Le frère portier reprit peu à peu ses esprits.
- Je vais tout dire au père abbé et vous serez châtiez comme vous le méritez.
- Cesse donc de brailler, Colomban, tu es saoul comme un goret et tu puires à dix lieux, espèce de chapon maubec.
- Que le feu Saint Antoine vous arde l’un et l’autre ; l’Abbé saura tout à l’heure le pêché où vous êtes chus.
- Alors il saura aussi le flacon d’eau de prune susurra le jeune homme.
- Patarin, lança Colomban écarlate, musardeau du diable !
- Et aussi celui rempli d’hypocras, juste sous ta couche, rajouta doucereuse Ermeline.
- Paillarde, tenta le portier d’une voix mal assurée … puis, vaincu, comprenant l’impasse où il s’était fourvoyé : gardez ce secret celé et je tairai le votre.
- Alors, silence contre silence ?
- Silence contre silence.

Le frère portier se releva tant bien que mal, défroissa sa robe de bure, se trempa le visage dans l’eau froide et courut à none qui venait de sonner au clocher de la chapelle.
Il garda le secret tout au long de sa vie mais ne toucha plus jamais à l’eau de prune ni à l’hypocras.

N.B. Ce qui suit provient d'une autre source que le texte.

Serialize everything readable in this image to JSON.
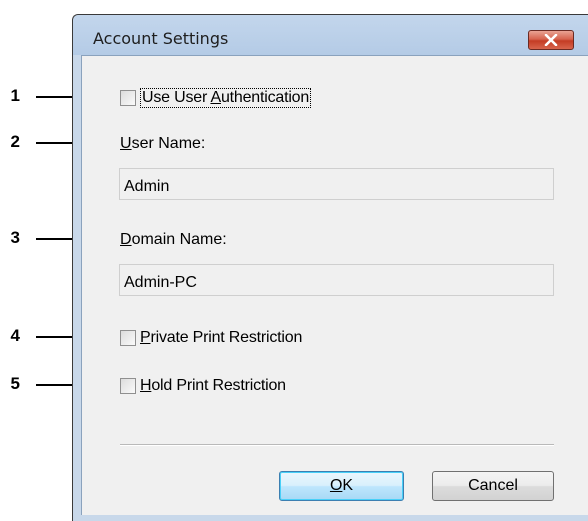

Il retrouva son discernement, fut gardé de l’acédie qui le guettait et devint le chantre du couvent. Ses compositions étaient si appréciées que la communauté put les vendre aux autres confréries, apportant quelques subsides supplémentaires.

De l’ombre à la lumière souffla-t-il avant de s’éteindre ; je suis passé de l’ombre à la lumière.
Les deux jeunes amoureux s’épousèrent et firent nombre d’enfants.
Ceux qui ne moururent pas prématurément ne manquèrent de rien. Chaque année, le jour de la fête du saint protecteur de l’abbaye, une petite bourse de pièces d’argent était apportée à leur mère par un moine dissimulant son visage sous un capuchon de bure.